その要因として、20世紀の前衛芸術の意義と理路、あるいは19世紀末ヨーロッパにおける新古典主義の敗退とパラダイムの転換の意味への理解が日本社会のコンセンサスとして全くと言っていいほどに成立していないこと(学校教育現場に顕著である)、またあるいは敗退ゆえ底流として滔々と流れるベーシックとしての古典主義/キリスト教の伝統、ヨーロッパにおける職人伝統の途方もない厚み(と日本職人伝統との親和)という諸事/西欧芸術のスピリチュアリティ、土台に対して、アレルギー的に「反知/アンチ/カマトト」してきたがために。あるいは「サブカル」と「オタク」に分離してしまっているがゆえに。

もちろん”ゲージツ”の側の途轍もない鈍感ぶりという要因もあるにせよ、権威を小馬鹿にしつつ依存的(すねかじり)である---サブカルチャーには本来的にそういう面がある---日本におけるサブカル流儀の「芸術」との距離を見失いつづけてきた「内向性」という問題は冷静に見据えなくてはならないし(これも自分に対しての言葉なのだが)、それだから宮崎駿(個人的な趣味としては苦手なのだが/絵が趣味でない)のような冷徹なディレクター/アーティスト、そのブレーン/チームの功績は計り知れないと言うことになるのだろう。
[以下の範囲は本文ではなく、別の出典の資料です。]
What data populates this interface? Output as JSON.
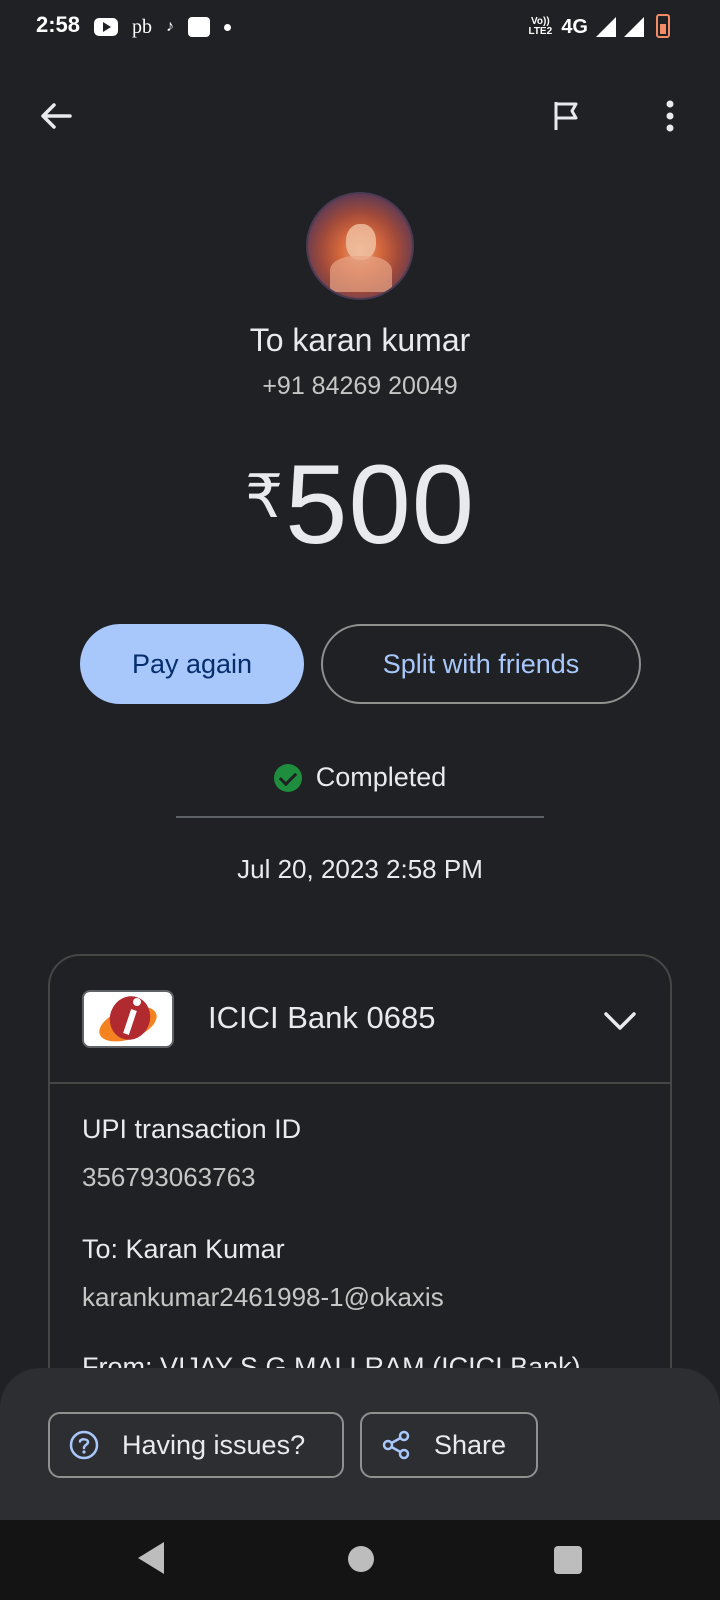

往年の赤塚マンガと、現在のコミック/アニメ/フィギュアすなわち「オタク文化」とのつながりというのは、よくわからないところがある。私のようないちおう非オタク(ニュートラルな意味で)から見て、「芸術」の観点からいけば、赤塚マンガはわかりやすいのだが、逆に当の「オタク」における、頼むからコミック/アニメ/フィギュア/ゲームを芸術/アートのコンテクストと絡めないでくれ、という悲痛な叫びがあるだろう。「内向き」だからこその「オタク」である、と。「真正オタクvs村上隆」的とでもいえそうな問題。

やはりそのあたりのことは精神分析的な問題として見えて来るところなのだった。父の不在(母子癒着)の桃源郷へのふいの父の帰還、父と母子との再会、、それこそが21世紀初頭における切実な精神分析的-フロイト的問題であるとも言えそうな気がする。

と同時に、いわゆるひとつの「アキバ系」というか、コミック/アニメ/フィギュア/ゲームの文化圏においては、「古層」への再帰、あるいは「古層」の保守ということが絡んでくると思う。昨年、興福寺国宝展に行き、痛切に感じたのだが、そこに展示されていた高さ40センチにも満たない「四天王」の彫像には少なからず、ぎょっとした。その13世紀中世鎌倉期に造られた木造彩色の精緻極まりない鎧/装身具を纏った彫像ときたら、まるきり「フィギュア」そのものだった。つまり四天王=”機動戦士”として。